In contrast, the Canadian USD $2.161 trillion (2022) economy post COVID is limping. 

It shrank 1.1 per cent in the third quarter of 2023, and the per capita GDP growth is feared to remain negative through 2024. In view of the continued geopolitical uncertainty and climate change challenges, high interest rates and inflation, the economic turn around is expected to be bumpy. 

Canada, however, enjoys strong economic ties with India. India was the ninth largest trading partner of Canada in 2022, with bilateral trade touching over $8 billion in 2023. Canada’s major exports to India are coal, fertilisers, pulses, wood pulp and plant fibres while Indian exports to Canada include pharmaceuticals, iron & steel products and telecom instruments.

Canadian companies are increasingly making direct investments in businesses in India, including investments by the Canadian Pension Plan Investment Board and asset management firm Brookfield. According to Invest India, Canadian companies made a cumulative investment of $3.3 billion between April 2000 and March 2023. 

To further boost their economic ties, since 2010 the two countries have been engaged in negotiations to firm up the India-Canada Comprehensive Economic Partnership Agreement (CEPA).
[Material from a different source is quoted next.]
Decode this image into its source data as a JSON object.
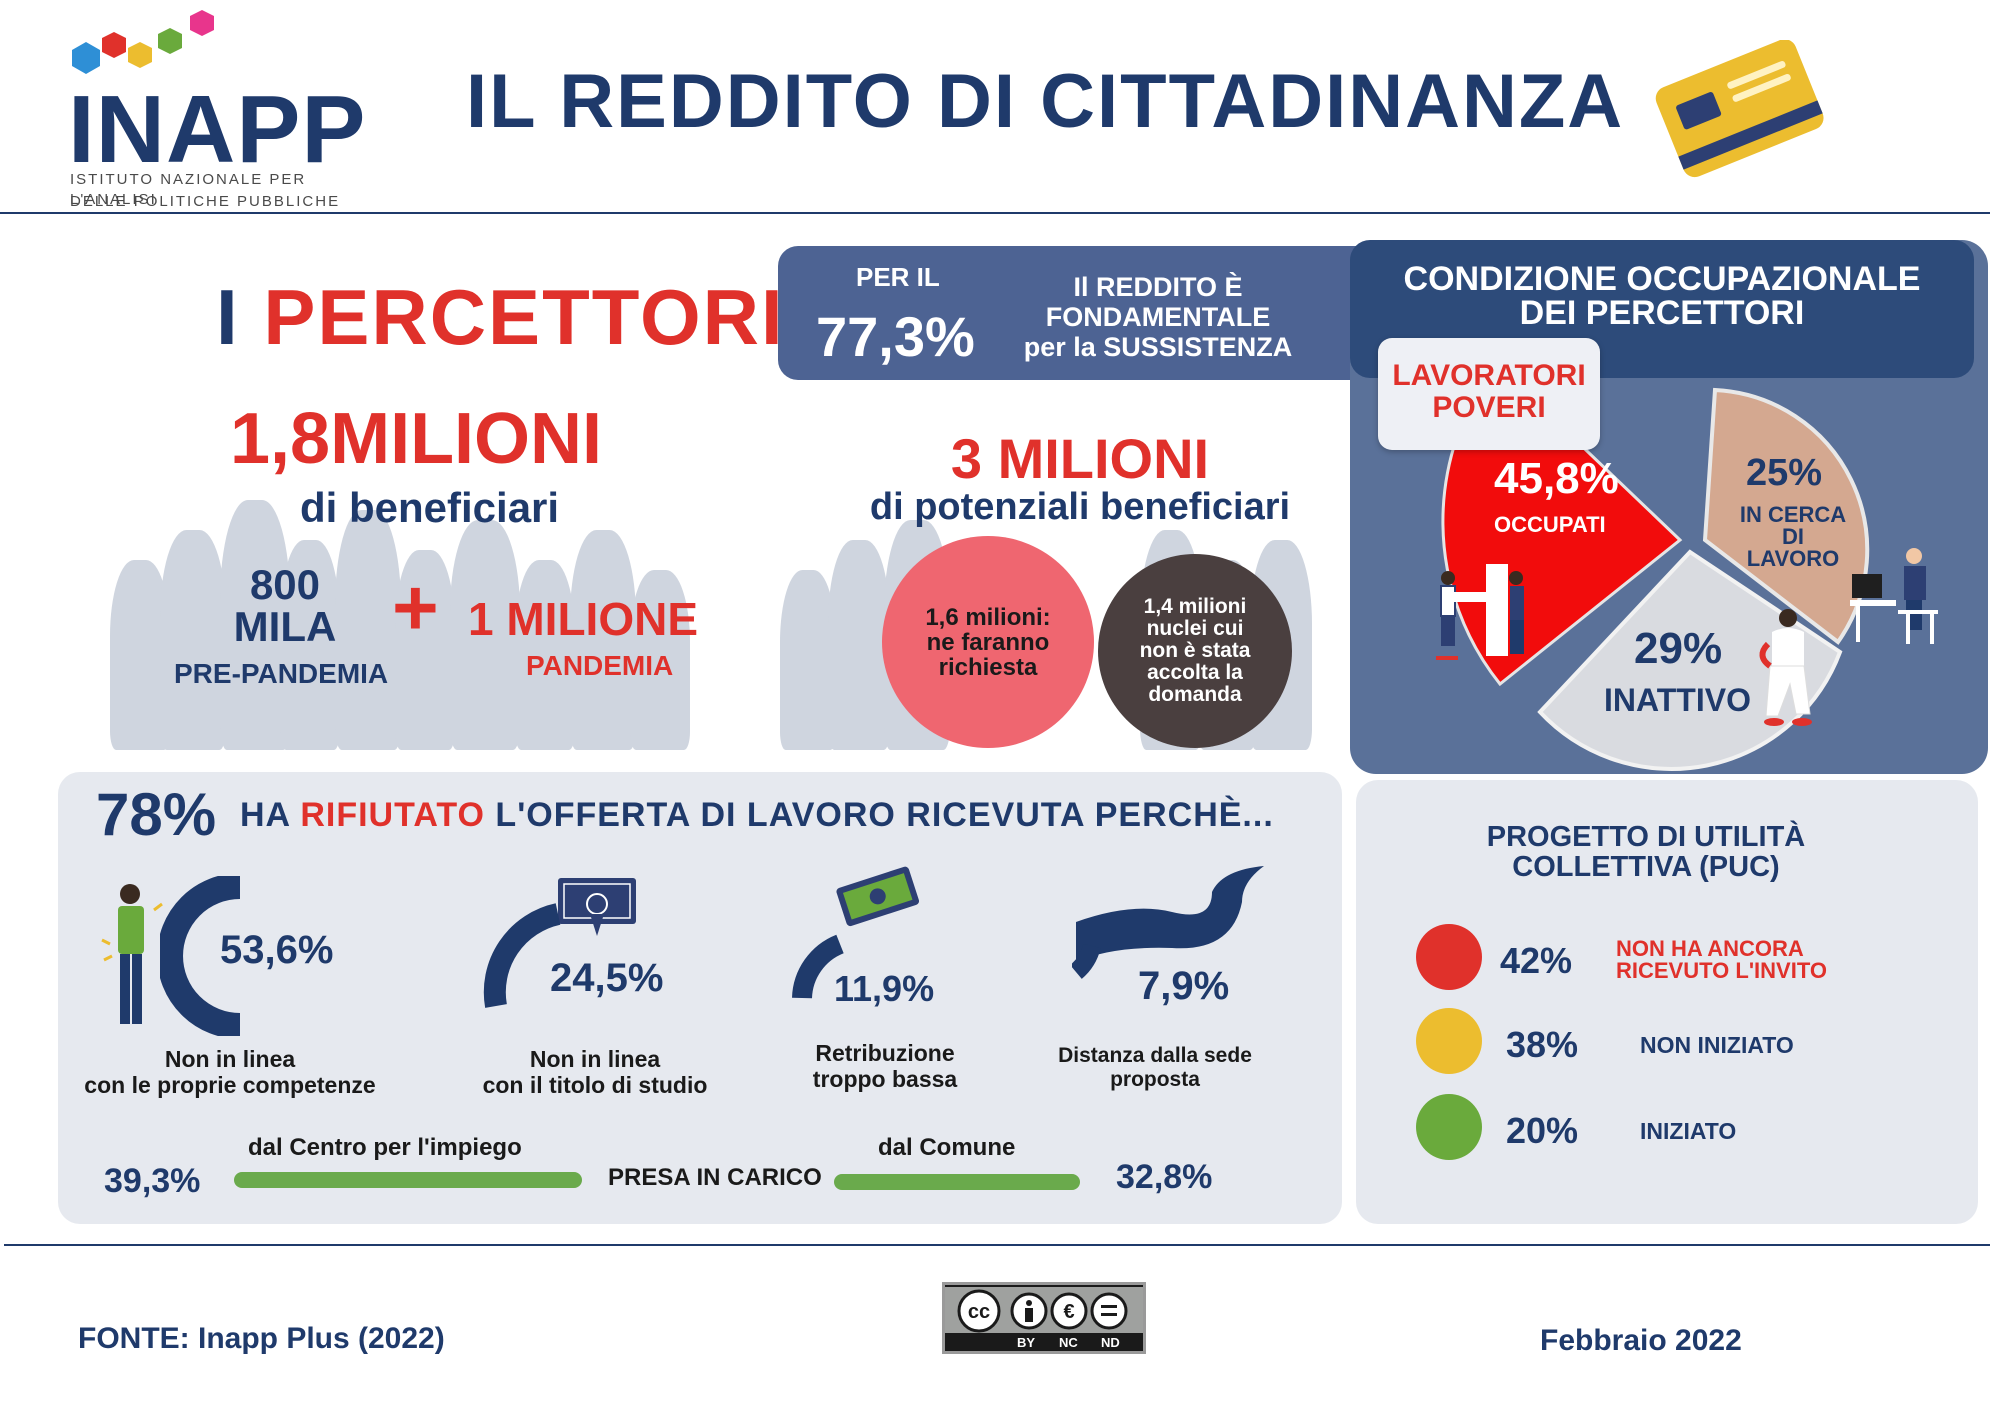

However, due to the dark clouds cast by the Nijjar controversy, the Trudeau government has paused the negotiations for now. 

More than the economic ties, it is the presence of a large Indian diaspora in Canada, nearly two million Indians calling it home, that makes the ties between the two countries special. According to CIC nNews, in 2022, a record number of 551,405 international students from 184 countries came to Canada. Out of this, 226,450 were Indian students. Also in 2022, Indian students contributed $10.2 billion approximately to the Canadian economy through tuition fees and living expenses.

India looks set on an unprecedented growth trajectory in the coming decades. Along with its economy, its soft power is also growing. Canada should keep an eye out for any and all developments in this South Asian powerhouse, especially and particularly the upcoming national election. Equally, Canada holds significance for people in India due to the sheer amount of Indians that choose Canada as its new home country. It’s in both countries’ mutual political interest to collaborate and remain allies and partners in social and economic growth. 

Suresh Kalra

Suresh Kalra is a retired Indian diplomat. He served in several countries, including Singapore, Vietnam and South Africa, and different parts of India. Currently he is based in New Delhi.